Next-Generation Bispecific Nanobody Targeting LAG3 and PDCD1 for Innovative Colon Cancer Immunotherapy
VHH-P248 is a fully humanized nanobody therapeutic candidate designed to simultaneously target lymphocyte activating 3 (LAG3) and programmed cell death 1 (PDCD1). Currently in the Biological Testing development phase, VHH-P248 harnesses the latest advancements in bispecific antibody engineering. Its unique structure offers the dual blockade of immune checkpoints, representing a breakthrough approach for the treatment of colon cancer. The innovative molecular design and dual-targeting mechanism suggest the potential for improved clinical outcomes by modulating immune suppression within the tumor microenvironment and enhancing anti-tumor immune responses.
| Candidate | VHH-P248 |
| Target | lymphocyte activating 3 (LAG3) programmed cell death 1 (PDCD1) |
| Modality | humanized bispecific VHH |
| Indication | Colon Cancer |
Licensing Opportunity
VHH-P248 is available for out-licensing and partnership opportunities. We welcome collaboration with industry leaders and investors interested in advancing next-generation immunotherapy for colon cancer.
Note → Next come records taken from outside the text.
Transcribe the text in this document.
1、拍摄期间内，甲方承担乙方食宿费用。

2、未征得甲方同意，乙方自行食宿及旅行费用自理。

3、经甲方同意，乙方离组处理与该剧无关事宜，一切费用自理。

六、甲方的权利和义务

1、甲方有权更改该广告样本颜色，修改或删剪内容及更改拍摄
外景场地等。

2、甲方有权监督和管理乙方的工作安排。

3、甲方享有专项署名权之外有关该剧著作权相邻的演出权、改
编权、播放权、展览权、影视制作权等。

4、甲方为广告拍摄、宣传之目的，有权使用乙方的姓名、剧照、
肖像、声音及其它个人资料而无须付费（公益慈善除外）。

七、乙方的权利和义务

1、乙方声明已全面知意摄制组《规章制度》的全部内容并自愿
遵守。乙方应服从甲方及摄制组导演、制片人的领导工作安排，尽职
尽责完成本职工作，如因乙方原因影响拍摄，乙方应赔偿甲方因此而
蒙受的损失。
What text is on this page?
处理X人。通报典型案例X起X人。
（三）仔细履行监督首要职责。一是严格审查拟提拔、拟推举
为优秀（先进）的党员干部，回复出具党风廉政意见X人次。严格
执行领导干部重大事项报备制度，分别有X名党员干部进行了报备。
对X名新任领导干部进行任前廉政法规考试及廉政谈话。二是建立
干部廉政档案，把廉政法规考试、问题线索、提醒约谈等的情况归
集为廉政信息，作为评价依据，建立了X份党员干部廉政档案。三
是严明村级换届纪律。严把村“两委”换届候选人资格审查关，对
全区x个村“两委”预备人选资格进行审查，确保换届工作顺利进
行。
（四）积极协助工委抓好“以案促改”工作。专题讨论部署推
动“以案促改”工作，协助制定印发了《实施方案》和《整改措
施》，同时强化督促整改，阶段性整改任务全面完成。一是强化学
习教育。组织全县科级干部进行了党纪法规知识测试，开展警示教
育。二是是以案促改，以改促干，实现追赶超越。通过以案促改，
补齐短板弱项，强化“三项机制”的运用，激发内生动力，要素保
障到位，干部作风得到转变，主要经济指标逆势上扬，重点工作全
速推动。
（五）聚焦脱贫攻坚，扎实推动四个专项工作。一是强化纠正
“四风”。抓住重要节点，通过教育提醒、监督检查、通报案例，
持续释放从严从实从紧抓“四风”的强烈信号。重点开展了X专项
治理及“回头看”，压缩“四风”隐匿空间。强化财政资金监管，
Contact UsDevelopment Phase
| Program | Research | Preclinical | Phase 1 |
|---|---|---|---|
| VHH-P248 |
Modality
VHH-P248 utilizes a heterodimeric, bispecific antibody fusion construct composed of three polypeptides. The design leverages engineered nanobodies—single-domain antibodies with small molecular weight—which are recognized for their enhanced tissue penetration and high stability. The anti-PDCD1 component is structured with variable heavy and light chains fused to corresponding constant regions and Fc domains, while the LAG3-targeting part comprises tandem humanized nanobodies with an Fc fusion. This modular and asymmetric structure is produced via re-engineered immunoglobulin technology, enabling optimal engagement of distinct immune checkpoints. The compact nanobody domains facilitate superior tumor infiltration and stability, characteristics especially beneficial for treating solid tumors such as colon cancer.
Target
LAG3 and PDCD1 are pivotal immune checkpoint molecules that modulate T cell responses. LAG3 is a membrane protein expressed primarily on activated T cells, natural killer cells, and some dendritic cells, functioning as a negative regulator of immune activation. PDCD1 is predominantly found on activated T cells and acts to attenuate immune responses upon ligand binding. Both LAG3 and PDCD1 are often co-expressed within the tumor microenvironment in colon cancer, contributing to T cell exhaustion and immune escape. Targeting LAG3 and PDCD1 disrupts this immune suppression, reinvigorating anti-tumor immunity. The dual blockade provided by VHH-P248 establishes a strategic advantage for colon cancer therapy, positioning LAG3 and PDCD1 as highly attractive and complementary immunotherapeutic targets.
Mechanism of Action
VHH-P248 operates as an immune checkpoint inhibitor, binding specifically to both LAG3 and PDCD1 on immune effector cells. By antagonizing these two non-redundant inhibitory pathways, VHH-P248 is designed to unleash suppressed T cells, thereby promoting a more robust and sustained anti-tumor immune response in colon cancer. The bispecific format allows for simultaneous and efficient blockade of multiple immune checkpoints, overcoming compensatory mechanisms that often lead to resistance with monotherapies. This nanobody platform also holds significant promise for future therapeutic modalities, offering the flexibility to be engineered as antibody-drug conjugates (ADCs), multispecific antibodies, or used in combination immunotherapy regimens.
Colon Cancer
Colon cancer is a prevalent malignancy worldwide, ranking among the leading causes of cancer-related morbidity and mortality. It arises from the epithelial cells of the colon or rectum and is often diagnosed at an advanced stage due to the lack of early symptoms. Current standard treatments include surgery, chemotherapy, radiation therapy, and targeted therapies; however, prognosis for advanced or metastatic cases remains poor. While immune checkpoint inhibitors have achieved success in certain settings, many patients exhibit primary or acquired resistance. Thus, there is a critical need for novel immunotherapies capable of overcoming the immunosuppressive tumor environment. By simultaneously targeting LAG3 and PDCD1, VHH-P248 offers a promising strategy to improve response rates and durability of remission in colon cancer, potentially addressing key gaps in current therapeutic approaches.